El tiempo transcurría con una lentitud desesperante, y cada sonido parecía amplificar nuestra ansiedad. Pero de repente, escuché el ruido de unos pequeños derrumbes de tierra cerca, un sonido apenas perceptible que me hizo girar la cabeza con un sobresalto.

—Ya hemos regresado.

La voz del anciano resonó cerca de mí, y al instante, Naile y Earan se materializaron frente a nosotros, dejando atrás el hechizo de invisibilidad.

—¡Earan! —grité al reconocerla. Naile había conseguido rescatarla, y verla sana y salva me llenó de alivio—. ¡Creí que nunca más volvería a verte!

Koris se lanzó hacia su hermana, abrazándola con fuerza.

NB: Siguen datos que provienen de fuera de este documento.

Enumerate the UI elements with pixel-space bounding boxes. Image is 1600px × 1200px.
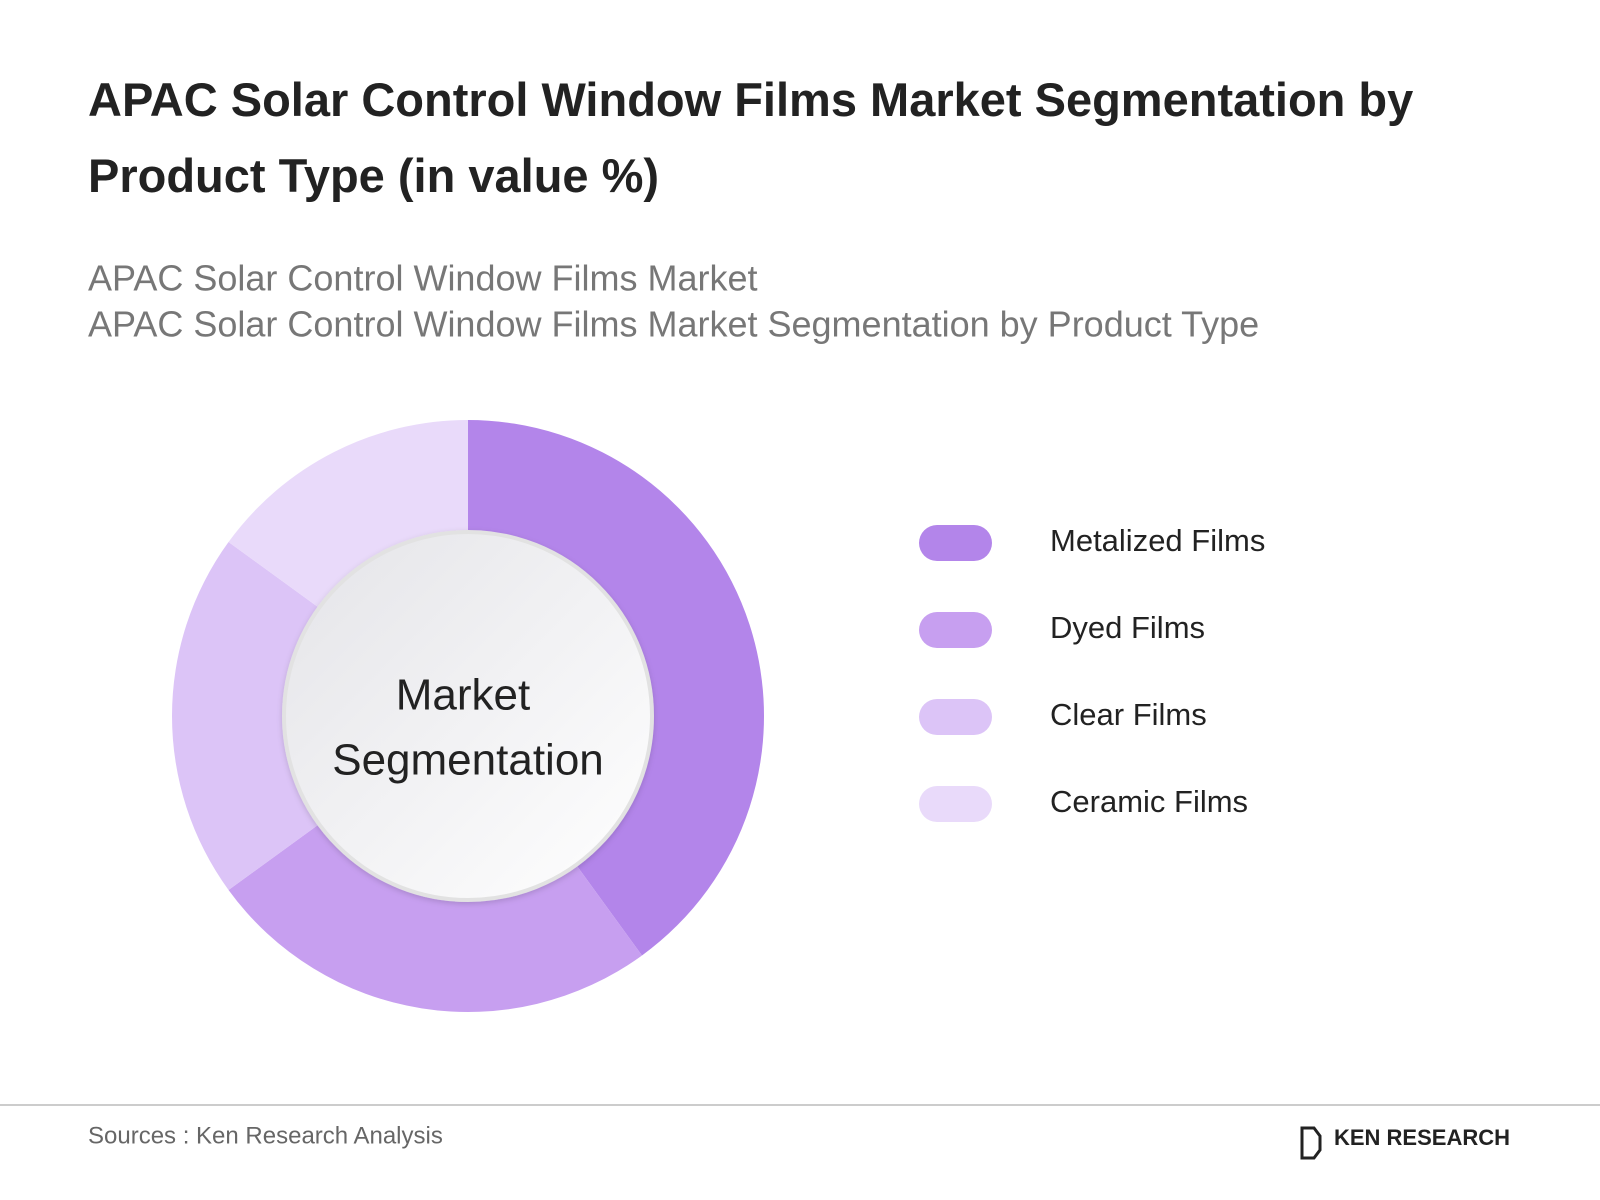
- brand: KEN RESEARCH: [1334, 1125, 1510, 1150]
- donut-segment: [468, 420, 765, 956]
- subtitle: APAC Solar Control Window Films Market: [88, 258, 758, 299]
- legend-swatch: [919, 699, 992, 735]
- legend-swatch: [919, 786, 992, 822]
- donut: [172, 420, 765, 1012]
- center-label: Segmentation: [332, 736, 604, 785]
- legend-label: Clear Films: [1050, 697, 1207, 732]
- legend-label: Dyed Films: [1050, 610, 1205, 645]
- donut-segment: [228, 420, 468, 608]
- legend-label: Ceramic Films: [1050, 784, 1248, 819]
- legend: Metalized Films Dyed Films Clear Films Cera…: [919, 523, 1265, 822]
- donut-segment: [172, 542, 320, 890]
- chart-title: APAC Solar Control Window Films Market S…: [88, 73, 1414, 202]
- donut-hub: [282, 530, 654, 902]
- subtitle: APAC Solar Control Window Films Market S…: [88, 304, 1259, 345]
- legend-swatch: [919, 612, 992, 648]
- donut-segment: [228, 824, 642, 1012]
- brand-icon: [1300, 1126, 1322, 1160]
- legend-label: Metalized Films: [1050, 523, 1265, 558]
- legend-swatch: [919, 525, 992, 561]
- center-label: Market: [396, 671, 530, 720]
- source-note: Sources : Ken Research Analysis: [88, 1122, 443, 1149]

—¿Te encuentras bien? ¿Te han hecho daño? —le pregunté mientras ella me miraba fijamente.

Earan se acercó y me olisqueó el cuello, cerrando los ojos durante un instante. Por un breve momento, sentí una tensión extraña

—Estoy mejor que nunca —respondió con una leve sonrisa.

Naile miró por encima de su hombro, observando una vez más el campamento desde la distancia.

—Hemos tenido mucha suerte —dijo en voz baja, con una seriedad poco habitual en él—. El rescate fue más sencillo de lo que esperaba. Pero no debemos tentar más a la suerte. Debemos retomar nuestro viaje al país de los cuatrobrazos de inmediato.

—¡¿Al país de los cuatrobrazos?! —Earan se sobresaltó, interrumpiéndole.

—Creí que ya sabías cuál era nuestro destino —replicó Naile, mirándola con un gesto entre extrañado y molesto.

Las palabras del anciano parecieron golpear a Earan con fuerza, dejándola inmóvil y con la mirada perdida.

—¿Ocurre algo, Earan? —insistió Naile, ahora más preocupado—. ¿Tu padre te dijo algo sobre ese lugar? ¿Hay algo que debamos saber?

Finalmente, ella pestañeó y volvió en sí, negando con la cabeza.

—No, lo siento... Me quedé en trance, debe ser por la tensión acumulada.

—Oye, un momento —interrumpí, recordando algo importante—. ¿Qué pasa con la niña que veníamos a rescatar? No podemos irnos sin ella. ¿Verdad, Earan?

—¿Niña? —repitió ella, ladeando la cabeza con una confusión que me resultó desconcertante.

—La hija de la mujer enmascarada que murió en la cantera, ¿lo recuerdas?

—Es cierto... —murmuró con un tono extraño, casi vacío—. Lamento decirte que no podemos hacer nada por ella. Ya la han matado.

Sentí cómo la carga de esa revelación me golpeaba, hundiéndome de rodillas en el suelo.

—Pero... Se lo prometí a su madre... —balbuceé, con los ojos fijos en el polvo que se levantaba a mi alrededor.

Earan se acercó y colocó una mano en mi espalda, dándome unas suaves palmadas que no lograban consolarme.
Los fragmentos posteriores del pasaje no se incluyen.